How to Remove Your Name & Address From Search Engines

By Virginia Franco

Updated September 15, 2017

Items you will need

  • Google and Yahoo accounts

  • Name removal subscription provider

Many are surprised to Google themselves and find their name scattered all over the page. Anytime you post a comment, respond to a blog or sign a guest book, your name and e-mail address become part of Internet memory. Internet search engines keep cached records of past pages they have indexed, which is how your name can continue to appear even after years have passed. Removing or burying your name from Internet search engines can be difficult and time consuming, but not impossible.

Contact the webmasters for any site in which your name appears.
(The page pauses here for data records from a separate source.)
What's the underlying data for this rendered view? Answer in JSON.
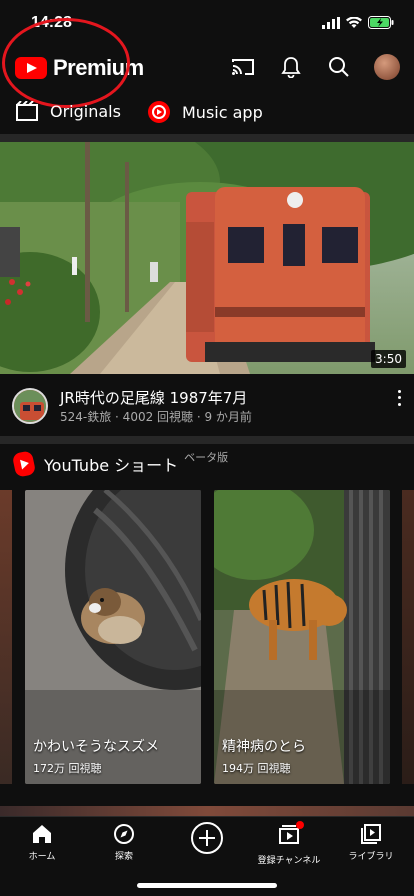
{
  "status_bar": {
    "time": "14:28"
  },
  "header": {
    "logo_text": "Premium"
  },
  "chips": [
    {
      "label": "Originals"
    },
    {
      "label": "Music app"
    }
  ],
  "video": {
    "duration": "3:50",
    "title": "JR時代の足尾線 1987年7月",
    "channel_meta": "524-鉄旅 · 4002 回視聴 · 9 か月前"
  },
  "shorts": {
    "title": "YouTube ショート",
    "beta": "ベータ版",
    "items": [
      {
        "caption": "かわいそうなスズメ",
        "views": "172万 回視聴"
      },
      {
        "caption": "精神病のとら",
        "views": "194万 回視聴"
      }
    ]
  },
  "bottom_nav": [
    {
      "label": "ホーム"
    },
    {
      "label": "探索"
    },
    {
      "label": ""
    },
    {
      "label": "登録チャンネル"
    },
    {
      "label": "ライブラリ"
    }
  ],
  "colors": {
    "brand": "#ff0000",
    "annotation": "#e4161e",
    "background": "#0f0f0f"
  },
  "icons": [
    "cast-icon",
    "bell-icon",
    "search-icon",
    "originals-icon",
    "music-app-icon",
    "shorts-icon",
    "home-icon",
    "explore-icon",
    "create-icon",
    "subscriptions-icon",
    "library-icon"
  ]
}
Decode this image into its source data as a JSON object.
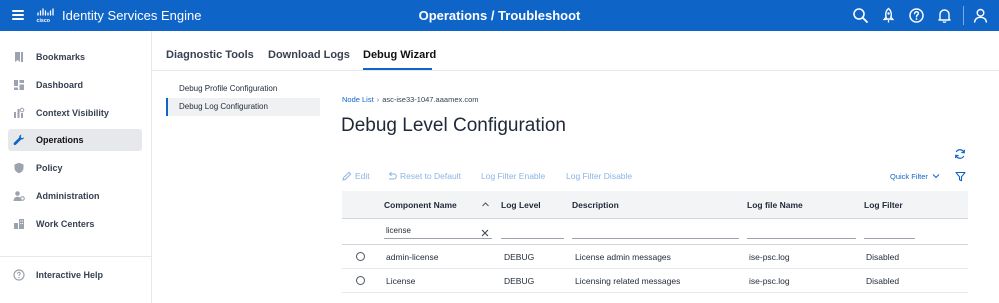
{
  "header": {
    "logo_text": "cisco",
    "app_title": "Identity Services Engine",
    "page_title": "Operations / Troubleshoot",
    "icons": [
      "search-icon",
      "rocket-icon",
      "help-icon",
      "bell-icon",
      "user-icon"
    ],
    "brand_color": "#0f64c8"
  },
  "sidebar": {
    "items": [
      {
        "label": "Bookmarks",
        "icon": "bookmark-icon"
      },
      {
        "label": "Dashboard",
        "icon": "dashboard-icon"
      },
      {
        "label": "Context Visibility",
        "icon": "context-visibility-icon"
      },
      {
        "label": "Operations",
        "icon": "wrench-icon",
        "active": true
      },
      {
        "label": "Policy",
        "icon": "shield-icon"
      },
      {
        "label": "Administration",
        "icon": "admin-icon"
      },
      {
        "label": "Work Centers",
        "icon": "work-centers-icon"
      }
    ],
    "help_label": "Interactive Help"
  },
  "tabs": [
    {
      "label": "Diagnostic Tools"
    },
    {
      "label": "Download Logs"
    },
    {
      "label": "Debug Wizard",
      "active": true
    }
  ],
  "subnav": [
    {
      "label": "Debug Profile Configuration"
    },
    {
      "label": "Debug Log Configuration",
      "active": true
    }
  ],
  "breadcrumb": {
    "link": "Node List",
    "current": "asc-ise33-1047.aaamex.com"
  },
  "heading": "Debug Level Configuration",
  "toolbar": {
    "edit": "Edit",
    "reset": "Reset to Default",
    "filter_enable": "Log Filter Enable",
    "filter_disable": "Log Filter Disable",
    "quick_filter": "Quick Filter"
  },
  "table": {
    "columns": [
      "Component Name",
      "Log Level",
      "Description",
      "Log file Name",
      "Log Filter"
    ],
    "filter_value": "license",
    "rows": [
      {
        "component": "admin-license",
        "level": "DEBUG",
        "description": "License admin messages",
        "file": "ise-psc.log",
        "filter": "Disabled"
      },
      {
        "component": "License",
        "level": "DEBUG",
        "description": "Licensing related messages",
        "file": "ise-psc.log",
        "filter": "Disabled"
      }
    ]
  }
}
Kindly request that they remove your name. There are three sites available online to help you identify who the right contact person might be to request your name be removed: 1) Networksolutions.com, 2) Whois.domaintools.com, and 3) Internic.net.

Subscribe to a service to bury your name so that it appears after the 50th entry in a search. Studies show that most Internet searchers give up after the 20th entry or so, so your name should be safe from prying eyes if you are buried anywhere beyond that. Removeyourname.com and Reputationdefender.com are just a few.
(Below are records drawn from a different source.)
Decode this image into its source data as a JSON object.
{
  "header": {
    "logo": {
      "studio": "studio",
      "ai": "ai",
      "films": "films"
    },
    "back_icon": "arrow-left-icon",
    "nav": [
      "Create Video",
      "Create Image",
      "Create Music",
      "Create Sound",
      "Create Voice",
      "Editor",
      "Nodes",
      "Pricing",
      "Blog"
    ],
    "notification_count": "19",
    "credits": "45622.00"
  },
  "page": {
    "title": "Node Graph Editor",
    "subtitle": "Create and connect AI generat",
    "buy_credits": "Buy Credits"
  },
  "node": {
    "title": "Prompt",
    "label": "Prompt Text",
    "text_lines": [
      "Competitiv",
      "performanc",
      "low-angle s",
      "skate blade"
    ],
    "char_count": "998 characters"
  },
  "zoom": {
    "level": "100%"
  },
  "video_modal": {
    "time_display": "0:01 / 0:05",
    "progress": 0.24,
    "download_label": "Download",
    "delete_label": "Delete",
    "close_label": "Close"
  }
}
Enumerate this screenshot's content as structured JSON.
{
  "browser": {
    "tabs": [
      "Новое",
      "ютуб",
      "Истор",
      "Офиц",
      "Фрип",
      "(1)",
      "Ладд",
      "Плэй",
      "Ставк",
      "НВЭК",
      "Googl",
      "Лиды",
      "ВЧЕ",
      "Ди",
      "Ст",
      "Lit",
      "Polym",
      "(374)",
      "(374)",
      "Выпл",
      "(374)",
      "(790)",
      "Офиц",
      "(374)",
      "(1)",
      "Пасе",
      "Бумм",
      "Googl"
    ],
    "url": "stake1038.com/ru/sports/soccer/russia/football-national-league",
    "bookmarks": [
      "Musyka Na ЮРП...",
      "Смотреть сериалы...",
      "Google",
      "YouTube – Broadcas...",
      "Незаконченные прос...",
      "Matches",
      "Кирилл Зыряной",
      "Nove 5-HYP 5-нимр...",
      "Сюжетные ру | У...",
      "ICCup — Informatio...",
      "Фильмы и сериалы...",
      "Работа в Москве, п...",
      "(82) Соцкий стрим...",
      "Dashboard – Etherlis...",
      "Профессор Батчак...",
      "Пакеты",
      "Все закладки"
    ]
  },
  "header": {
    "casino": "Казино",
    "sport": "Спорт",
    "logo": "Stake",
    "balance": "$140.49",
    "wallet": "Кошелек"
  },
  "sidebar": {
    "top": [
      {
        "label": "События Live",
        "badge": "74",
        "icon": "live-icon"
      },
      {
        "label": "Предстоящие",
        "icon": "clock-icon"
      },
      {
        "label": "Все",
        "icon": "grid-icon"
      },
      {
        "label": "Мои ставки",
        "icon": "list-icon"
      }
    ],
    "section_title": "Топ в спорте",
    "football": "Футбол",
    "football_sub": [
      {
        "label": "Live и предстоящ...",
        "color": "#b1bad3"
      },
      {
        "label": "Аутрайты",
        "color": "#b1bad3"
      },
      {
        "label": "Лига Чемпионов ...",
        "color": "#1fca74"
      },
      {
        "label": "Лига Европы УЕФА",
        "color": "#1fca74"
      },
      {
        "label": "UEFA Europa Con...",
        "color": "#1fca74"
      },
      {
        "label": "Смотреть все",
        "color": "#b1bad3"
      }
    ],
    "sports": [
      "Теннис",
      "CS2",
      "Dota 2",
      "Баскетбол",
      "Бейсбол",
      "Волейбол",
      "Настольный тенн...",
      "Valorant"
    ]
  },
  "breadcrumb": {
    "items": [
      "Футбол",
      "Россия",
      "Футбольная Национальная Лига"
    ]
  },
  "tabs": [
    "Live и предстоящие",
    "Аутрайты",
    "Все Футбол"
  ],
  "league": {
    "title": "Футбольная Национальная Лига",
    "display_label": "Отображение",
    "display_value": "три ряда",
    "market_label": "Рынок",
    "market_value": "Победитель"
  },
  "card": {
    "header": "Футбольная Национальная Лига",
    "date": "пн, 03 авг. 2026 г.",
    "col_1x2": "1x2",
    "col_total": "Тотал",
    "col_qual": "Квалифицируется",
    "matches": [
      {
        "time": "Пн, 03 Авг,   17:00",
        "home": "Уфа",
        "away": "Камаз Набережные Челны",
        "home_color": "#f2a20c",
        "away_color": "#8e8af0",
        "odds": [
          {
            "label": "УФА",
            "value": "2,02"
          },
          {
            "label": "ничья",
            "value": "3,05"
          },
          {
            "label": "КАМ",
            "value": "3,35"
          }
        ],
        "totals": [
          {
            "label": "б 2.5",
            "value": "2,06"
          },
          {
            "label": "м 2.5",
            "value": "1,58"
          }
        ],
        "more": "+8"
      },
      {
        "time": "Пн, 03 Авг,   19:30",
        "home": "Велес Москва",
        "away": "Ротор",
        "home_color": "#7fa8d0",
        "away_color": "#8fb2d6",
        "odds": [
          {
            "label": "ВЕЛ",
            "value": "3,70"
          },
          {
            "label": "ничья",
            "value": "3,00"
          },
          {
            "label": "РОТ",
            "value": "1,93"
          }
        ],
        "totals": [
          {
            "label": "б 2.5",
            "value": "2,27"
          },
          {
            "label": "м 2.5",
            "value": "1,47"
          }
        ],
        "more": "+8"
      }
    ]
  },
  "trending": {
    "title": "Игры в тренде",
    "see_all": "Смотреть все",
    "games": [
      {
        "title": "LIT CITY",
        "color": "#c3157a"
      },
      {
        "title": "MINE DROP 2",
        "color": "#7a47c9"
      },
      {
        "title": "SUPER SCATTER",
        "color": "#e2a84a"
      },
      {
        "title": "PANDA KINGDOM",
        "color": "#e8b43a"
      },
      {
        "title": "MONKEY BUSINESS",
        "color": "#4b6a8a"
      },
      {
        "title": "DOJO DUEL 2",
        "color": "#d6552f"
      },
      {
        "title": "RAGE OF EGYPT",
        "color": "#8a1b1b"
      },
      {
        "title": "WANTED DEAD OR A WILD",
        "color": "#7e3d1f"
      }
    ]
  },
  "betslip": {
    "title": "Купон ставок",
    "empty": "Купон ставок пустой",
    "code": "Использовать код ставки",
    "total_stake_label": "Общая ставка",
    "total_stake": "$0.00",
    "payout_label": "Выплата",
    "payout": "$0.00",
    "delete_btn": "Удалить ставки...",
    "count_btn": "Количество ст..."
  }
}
Get a Google account of any kind, whether Gmail or Google Checkout, and access thee removal tool to help you remove URLs fro Google's search engine. Yahoo! has a similar tool to remove URLs from its search engine, although its steps for content removal slightly differ from those on Google. You can access both tools using the Resources links provided below.

Delete any profiles or classifieds that may contain your name. If you have a profile on Facebook or MySpace, you can cancel your account to delete your information.
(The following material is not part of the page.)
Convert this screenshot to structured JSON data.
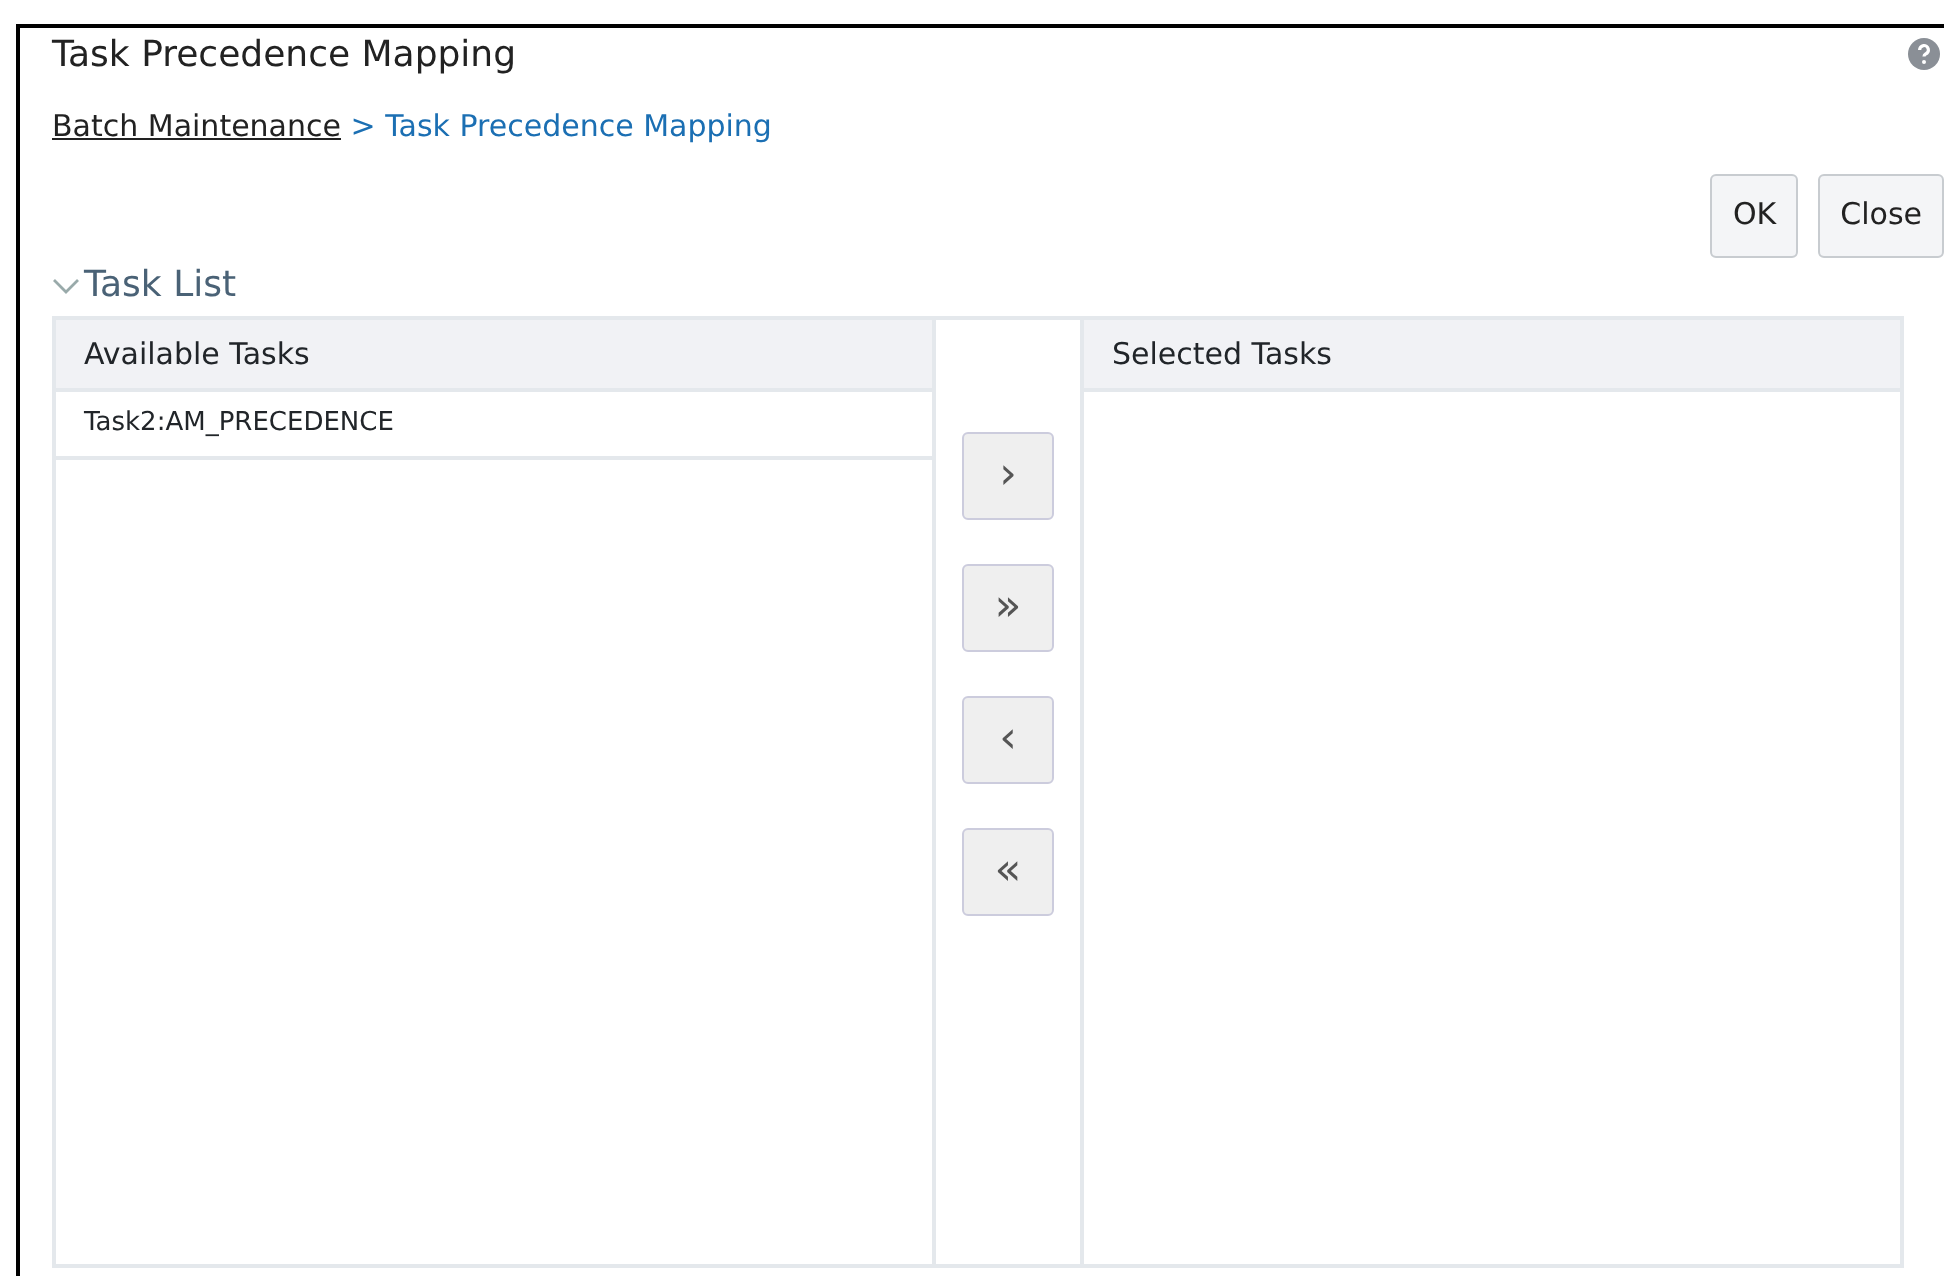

Use pseudonyms going forward whenever you post information online. This will effectively eliminate any chance of your real identity popping up on Internet search engines in the future.

Tips

Once your name has been eliminaed, try typing your telephone number into a search engine. If your name or address appears, then you are still locatable using the Internet. Consider eliminating the ability to use your telephone number as a search tool with Google's PhoneBook Name Removal. Other popular search engines, including Yahoo!, also have tool removal options similar to this one.

Warnings

The web has a very long memory and, short of full compliance from every webmaster for every guest book you have signed, there is no way to completely remove your name and address from a search engine.